As ideias de Nicolelis podem nos direcionar também para muitos problemas éticos que envolvem a nossa relação com a IA. Uma de suas críticas mais provocativas é a religião da IA. Em seu livro de ficção, Nada Mais Será como Antes, ele argumenta que a inteligência artificial não será tratada apenas como uma ferramenta, mas como uma divindade onisciente, uma solução messiânica para todos os problemas da humanidade. Segundo ele, a fé cega e inquestionável na tecnologia, alimentada por um marketing agressivo, nos levará a delegar nossas próprias responsabilidades e capacidades a um sistema que, em essência, é apenas um papagaio estatístico. O perigo reside não na IA em si, mas na nossa aceitação de sua suposta superioridade, o que pode nos levar à atrofia de nossa intuição, criatividade e das habilidades cognitivas que nos tornam humanos:

"No limite, nenhuma ação, nenhuma conversa, e, possivelmente, com o tempo, nenhum sonho ou pensamento escapará dos olhos incansáveis e sempre despertos deste Deus: cada manifestação da vida será processada pelo computador e posta sob o seu sistema de controle sempre invasivo.
(Nicolelis, 2024)

Segundo o neurocientista, o próprio termo IA é uma jogada de marketing incentivada pelas empresas de tecnologia que pretende capitalizar sobre a ignorância do público em relação à neurociência. O uso de termos como inteligência e aprendizagem é visto por ele como uma estratégia deliberada para criar um mito: "O termo 'inteligência artificial' é uma jogada de marketing. Deveríamos chamar de automação inteligente, mas não soa bem." (Nicolelis, 2023) Segundo o autor, o termo automação inteligente seria mais honesto e preciso. A maneira como as empresas criam campanhas em torno da IA, prometendo solucionar muitos de nossos problemas e usando termos que remetem à consciência humana, desvia a atenção da verdadeira natureza da tecnologia - que são sistemas de reconhecimento de padrões e processamento de dados - e perpetua a perigosa ideia de que a mente humana pode ser reduzida a um algoritmo. Essa confusão não é apenas um problema de linguagem; ela tem implicações éticas sérias, pois nos leva a desvalorizar a complexidade, singularidade e a experiência da vida humana em favor de uma tecnologia que, em sua essência, não se aproxima dela. 

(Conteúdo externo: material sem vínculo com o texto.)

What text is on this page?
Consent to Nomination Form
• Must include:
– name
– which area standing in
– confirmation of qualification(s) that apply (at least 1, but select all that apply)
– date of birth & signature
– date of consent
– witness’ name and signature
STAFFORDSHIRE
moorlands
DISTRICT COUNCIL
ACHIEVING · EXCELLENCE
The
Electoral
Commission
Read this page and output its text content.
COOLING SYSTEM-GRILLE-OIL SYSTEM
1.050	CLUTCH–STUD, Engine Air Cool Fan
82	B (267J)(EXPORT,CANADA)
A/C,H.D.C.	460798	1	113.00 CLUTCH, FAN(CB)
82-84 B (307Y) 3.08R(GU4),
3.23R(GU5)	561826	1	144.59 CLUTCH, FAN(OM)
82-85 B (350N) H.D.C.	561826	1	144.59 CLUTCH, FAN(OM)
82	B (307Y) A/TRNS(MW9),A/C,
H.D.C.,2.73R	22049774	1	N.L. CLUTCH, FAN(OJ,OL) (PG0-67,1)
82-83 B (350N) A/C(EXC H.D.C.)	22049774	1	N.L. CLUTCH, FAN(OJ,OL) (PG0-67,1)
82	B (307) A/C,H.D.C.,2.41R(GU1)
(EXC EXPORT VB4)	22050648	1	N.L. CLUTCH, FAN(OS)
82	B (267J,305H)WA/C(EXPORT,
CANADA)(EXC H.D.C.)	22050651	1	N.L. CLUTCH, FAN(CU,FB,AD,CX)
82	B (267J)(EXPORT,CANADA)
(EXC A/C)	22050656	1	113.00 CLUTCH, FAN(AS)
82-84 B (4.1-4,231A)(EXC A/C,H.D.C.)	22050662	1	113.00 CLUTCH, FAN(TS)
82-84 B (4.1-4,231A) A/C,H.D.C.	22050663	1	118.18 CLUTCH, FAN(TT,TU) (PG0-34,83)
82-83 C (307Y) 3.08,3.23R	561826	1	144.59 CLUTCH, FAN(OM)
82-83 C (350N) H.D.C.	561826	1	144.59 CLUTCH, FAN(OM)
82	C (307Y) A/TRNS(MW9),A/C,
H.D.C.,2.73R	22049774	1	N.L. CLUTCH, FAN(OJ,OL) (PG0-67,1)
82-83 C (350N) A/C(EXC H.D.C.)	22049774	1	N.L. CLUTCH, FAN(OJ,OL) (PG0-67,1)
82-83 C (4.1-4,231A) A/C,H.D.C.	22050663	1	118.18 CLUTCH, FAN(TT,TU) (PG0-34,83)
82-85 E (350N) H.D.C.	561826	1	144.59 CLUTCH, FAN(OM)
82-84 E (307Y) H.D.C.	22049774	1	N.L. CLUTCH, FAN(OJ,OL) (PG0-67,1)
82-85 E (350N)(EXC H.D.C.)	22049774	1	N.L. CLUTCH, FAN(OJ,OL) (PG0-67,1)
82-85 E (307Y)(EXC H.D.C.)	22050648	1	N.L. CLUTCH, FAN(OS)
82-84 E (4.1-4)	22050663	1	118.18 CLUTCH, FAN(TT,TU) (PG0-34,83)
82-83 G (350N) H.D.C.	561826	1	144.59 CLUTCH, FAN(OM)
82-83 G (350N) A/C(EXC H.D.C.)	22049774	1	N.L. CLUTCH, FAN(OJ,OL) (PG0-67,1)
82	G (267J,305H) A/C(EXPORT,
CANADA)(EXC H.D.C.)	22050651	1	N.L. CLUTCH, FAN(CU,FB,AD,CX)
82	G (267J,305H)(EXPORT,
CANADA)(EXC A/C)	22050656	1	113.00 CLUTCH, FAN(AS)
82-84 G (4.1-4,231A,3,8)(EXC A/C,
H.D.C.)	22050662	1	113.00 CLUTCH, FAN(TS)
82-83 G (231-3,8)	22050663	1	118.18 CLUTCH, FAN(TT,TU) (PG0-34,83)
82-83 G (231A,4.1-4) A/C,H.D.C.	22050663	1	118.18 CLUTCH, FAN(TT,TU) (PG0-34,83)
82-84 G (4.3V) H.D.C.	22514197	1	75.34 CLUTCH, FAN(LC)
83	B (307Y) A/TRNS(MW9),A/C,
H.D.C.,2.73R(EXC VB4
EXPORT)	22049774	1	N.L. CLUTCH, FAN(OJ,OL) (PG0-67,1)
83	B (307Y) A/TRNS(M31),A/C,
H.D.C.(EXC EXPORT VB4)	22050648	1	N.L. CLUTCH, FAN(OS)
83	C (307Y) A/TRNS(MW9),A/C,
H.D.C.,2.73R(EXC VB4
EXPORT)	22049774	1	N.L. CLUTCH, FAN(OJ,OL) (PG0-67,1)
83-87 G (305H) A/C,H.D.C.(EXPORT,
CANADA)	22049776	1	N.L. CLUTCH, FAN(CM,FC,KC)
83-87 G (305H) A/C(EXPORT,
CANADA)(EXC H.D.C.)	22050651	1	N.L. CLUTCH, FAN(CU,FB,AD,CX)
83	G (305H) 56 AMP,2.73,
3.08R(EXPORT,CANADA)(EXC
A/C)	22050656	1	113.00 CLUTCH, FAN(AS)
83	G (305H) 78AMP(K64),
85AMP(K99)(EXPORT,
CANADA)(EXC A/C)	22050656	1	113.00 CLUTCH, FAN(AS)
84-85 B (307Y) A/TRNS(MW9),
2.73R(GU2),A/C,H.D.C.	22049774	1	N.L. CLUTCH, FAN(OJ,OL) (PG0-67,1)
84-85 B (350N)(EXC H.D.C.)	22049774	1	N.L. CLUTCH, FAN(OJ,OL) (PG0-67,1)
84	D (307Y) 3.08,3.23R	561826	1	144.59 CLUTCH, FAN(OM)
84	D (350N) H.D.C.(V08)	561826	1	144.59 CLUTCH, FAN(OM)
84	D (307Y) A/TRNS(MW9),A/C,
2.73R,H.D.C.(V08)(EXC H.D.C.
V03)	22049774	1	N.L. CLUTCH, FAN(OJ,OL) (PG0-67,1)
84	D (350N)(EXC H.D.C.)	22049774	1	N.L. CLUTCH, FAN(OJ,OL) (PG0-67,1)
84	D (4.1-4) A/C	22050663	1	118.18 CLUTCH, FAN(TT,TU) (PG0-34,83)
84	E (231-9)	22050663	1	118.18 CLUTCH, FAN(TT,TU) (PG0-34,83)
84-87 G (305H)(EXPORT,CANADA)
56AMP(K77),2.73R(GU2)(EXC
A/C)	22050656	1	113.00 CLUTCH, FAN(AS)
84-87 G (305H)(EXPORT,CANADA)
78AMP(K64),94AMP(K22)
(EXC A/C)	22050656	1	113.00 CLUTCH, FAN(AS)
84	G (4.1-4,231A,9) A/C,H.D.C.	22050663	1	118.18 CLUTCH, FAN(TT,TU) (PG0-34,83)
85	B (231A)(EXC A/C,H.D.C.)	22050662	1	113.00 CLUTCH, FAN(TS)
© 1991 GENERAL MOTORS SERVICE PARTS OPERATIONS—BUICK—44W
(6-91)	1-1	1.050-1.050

Acredito que tais argumentos podem defender teses empiristas e naturalistas que envolvem a filosofia da mente, e temos como base um pesquisador brasileiro, o que confere credibilidade à ciência brasileira. Aqui vemos um outro termo interessante para a IA: Automação inteligente. O que você considera sobre isso? Consegue formar argumentos contrários à tese de Miguel Nicolelis?  

 

REFERÊNCIAS:

SEARLE, John R. A Redescoberta da Mente. Martins Fontes, 1997, p. 111. 
LEBEDEV, M. A., & NICOLELIS, M. A. (2017). "Brain-Machine Interfaces: From 
Basic Science to Neuroprostheses and Neurorehabilitation". Physiological Reviews, 
97(2), 767–837. 
PORTO DE IDEIAS. “Nem inteligente nem artificial”: MIGUEL NICOLELIS 
ANALISA IA. [S. l.]: YouTube, 6 dez. 2023. 1 vídeo (52 min). Disponível em: 
https://www.youtube.com/watch?v=qVxkrGk__OA. Acesso em: 6 ago. 2025. 
NICOLELIS, Miguel. Nada Mais Será Como Antes: O Futuro do Ser Humano na Era 
Digital e Pós-Verdade. São Paulo: Editora Companhia das Letras, 2024.